HIGH WAISTED mom snow pants can hide a multitude of sins.



MEETING PEOPLE takes effort and an open mind. 



 STARTING THE DAY  with a a little quiet time before the kids wake up is essential for a smooth day. GOD is always awake and ready to hear from me.



MOOSE AND ELK do NOT taste like chicken.



EMPTY NEST SYNDROME is very real and pretty tough on a momma bears heart. Intensified I'm sure by a many mile separation. Seeing the older kids more on Face Book posts
than in person is painful.




MY  BRAS have gone on strike. Other than holding my cell phone I have no functional use for them.



AN EXTROVERT plunked into an introverted environment can adjust, but will at some point, slightly crack.



   

I HAVE EATEN more s'mores during this vacation period than all the Girl Scout troops in Minnesota combined.

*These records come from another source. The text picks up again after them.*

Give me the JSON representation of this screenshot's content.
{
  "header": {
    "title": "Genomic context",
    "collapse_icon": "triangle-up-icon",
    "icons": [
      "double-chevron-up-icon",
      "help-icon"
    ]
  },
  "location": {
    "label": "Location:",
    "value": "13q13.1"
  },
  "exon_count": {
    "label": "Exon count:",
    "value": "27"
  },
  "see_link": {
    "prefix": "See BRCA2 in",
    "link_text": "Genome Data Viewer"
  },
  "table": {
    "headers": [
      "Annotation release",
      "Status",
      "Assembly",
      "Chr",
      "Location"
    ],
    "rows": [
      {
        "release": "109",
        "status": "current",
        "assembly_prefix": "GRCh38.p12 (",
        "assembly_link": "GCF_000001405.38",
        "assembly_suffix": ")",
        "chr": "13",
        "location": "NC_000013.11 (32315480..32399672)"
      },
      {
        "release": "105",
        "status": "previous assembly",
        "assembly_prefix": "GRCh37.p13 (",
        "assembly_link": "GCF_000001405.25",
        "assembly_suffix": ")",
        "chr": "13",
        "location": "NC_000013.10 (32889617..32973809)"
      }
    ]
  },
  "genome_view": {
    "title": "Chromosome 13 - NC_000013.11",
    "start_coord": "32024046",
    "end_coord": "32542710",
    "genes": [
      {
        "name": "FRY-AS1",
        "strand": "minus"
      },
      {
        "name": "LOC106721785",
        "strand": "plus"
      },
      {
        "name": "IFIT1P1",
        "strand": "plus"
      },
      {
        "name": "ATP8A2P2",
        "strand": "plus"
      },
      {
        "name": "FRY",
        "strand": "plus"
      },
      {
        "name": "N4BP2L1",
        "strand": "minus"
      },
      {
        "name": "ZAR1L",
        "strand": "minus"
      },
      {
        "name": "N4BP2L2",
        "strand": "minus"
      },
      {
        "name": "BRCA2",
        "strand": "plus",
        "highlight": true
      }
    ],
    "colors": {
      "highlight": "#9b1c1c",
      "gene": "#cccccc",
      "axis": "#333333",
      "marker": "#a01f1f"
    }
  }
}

SLEDDING down a hill will take years off your age, making you feel 12 years old again. Adding happy laughter to your life and bumpy bruises to your butt simultaneously.



TOO MUCH CABLE T.V.  will encourage the children to use their free time playing games such as POND STARS and DUCK DYNASTY. Turtle Man and his bearded side kick will become influential people in their lives. LIVE ACTION!  

     
GOD MEETS YOU where ever you go.
 Especially when you are lonely, cold and in the middle of the woods.

DEUTERONOMY 31:6
Be strong and courageous.
Do not be afraid or terrified, for the Lord your God goes with you;
He will never leave you or forsake you.